Les importations limitées du soja américain par la Chine et la propagation de la peste porcine africaine ont limité les exportations sous la barre des 2 milliards de boisseaux (50 Mt), indique la Rabobank. « Les États-Unis et la Chine n’ont pas conclu d’accords commerciaux. D’autre part, la propagation de la peste porcine africaine (PPA) réduit la demande de soja dans certaines régions touchées.

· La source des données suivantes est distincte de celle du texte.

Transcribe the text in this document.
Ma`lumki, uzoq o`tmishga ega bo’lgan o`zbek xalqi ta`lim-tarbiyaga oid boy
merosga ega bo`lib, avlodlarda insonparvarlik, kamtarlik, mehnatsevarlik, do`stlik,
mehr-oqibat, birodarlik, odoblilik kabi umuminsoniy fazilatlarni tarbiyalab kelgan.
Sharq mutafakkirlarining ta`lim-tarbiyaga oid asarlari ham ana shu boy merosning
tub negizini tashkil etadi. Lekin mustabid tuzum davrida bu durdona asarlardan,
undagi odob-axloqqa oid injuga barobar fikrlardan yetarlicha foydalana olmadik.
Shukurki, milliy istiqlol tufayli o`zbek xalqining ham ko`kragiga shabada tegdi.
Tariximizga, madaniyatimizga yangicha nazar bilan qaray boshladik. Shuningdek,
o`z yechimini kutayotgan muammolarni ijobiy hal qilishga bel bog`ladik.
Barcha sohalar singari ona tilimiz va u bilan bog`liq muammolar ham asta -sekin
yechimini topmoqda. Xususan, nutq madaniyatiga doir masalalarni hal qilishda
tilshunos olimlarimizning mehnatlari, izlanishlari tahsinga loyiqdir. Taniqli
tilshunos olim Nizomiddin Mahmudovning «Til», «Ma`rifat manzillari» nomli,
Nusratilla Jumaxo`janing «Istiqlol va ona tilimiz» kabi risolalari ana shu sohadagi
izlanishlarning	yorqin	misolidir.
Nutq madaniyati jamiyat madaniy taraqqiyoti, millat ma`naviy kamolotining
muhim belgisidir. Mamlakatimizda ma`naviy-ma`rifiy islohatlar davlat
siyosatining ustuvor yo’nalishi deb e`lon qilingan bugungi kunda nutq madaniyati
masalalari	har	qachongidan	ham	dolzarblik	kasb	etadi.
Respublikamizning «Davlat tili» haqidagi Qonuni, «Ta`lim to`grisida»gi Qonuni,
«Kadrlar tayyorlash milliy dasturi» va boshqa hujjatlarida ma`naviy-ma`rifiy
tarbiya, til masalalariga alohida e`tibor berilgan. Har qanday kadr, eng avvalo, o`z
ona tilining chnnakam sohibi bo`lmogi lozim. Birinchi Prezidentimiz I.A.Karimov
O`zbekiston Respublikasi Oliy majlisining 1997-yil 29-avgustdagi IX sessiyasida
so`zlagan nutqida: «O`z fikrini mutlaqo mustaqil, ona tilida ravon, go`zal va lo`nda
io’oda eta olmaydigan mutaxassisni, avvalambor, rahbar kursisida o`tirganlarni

Sans ces deux facteurs, le prix moyen serait de 2 à 2,5 $ le boisseau supérieur », affirme l’organisme.

Un contexte baissier

« Les prix dépréciés et les retours médiocres qui en résultent sont les principales raisons de la baisse de superficie plantée aux États-Unis, comparée à celles des cinq dernières années. » La Rabobank estime que la perte de superficie plantée est d’environ 7 millions d’acres (2,8 Mha). « Cette perte de superficie équivaut à un potentiel de production compris entre 325 et 350 millions de boisseaux (environ 9,5 Mt). »

Malgré la baisse des superficies plantées, les stocks restent lourds, dépassant 700 millions de boisseaux, principalement en raison de la perte de demande de la part de la Chine. « La production, et en particulier les rendements, continuent d’augmenter, compensant ainsi la baisse de la superficie cultivée. En outre, la croissance de la production dépasse la croissance de la demande, ce qui permet aux stocks de rester historiquement élevés. » Avec des stocks en hausse et des exportations américaines restant sous la barre des 2 milliards de boisseaux pour la période de prévision, les prix du soja aux États-Unis restent sous pression. Par ailleurs, au cours des dix dernières années, les États-Unis ont cédé entre 10 % et 12 % de leur part de marché des exportations mondiales de soja au Brésil.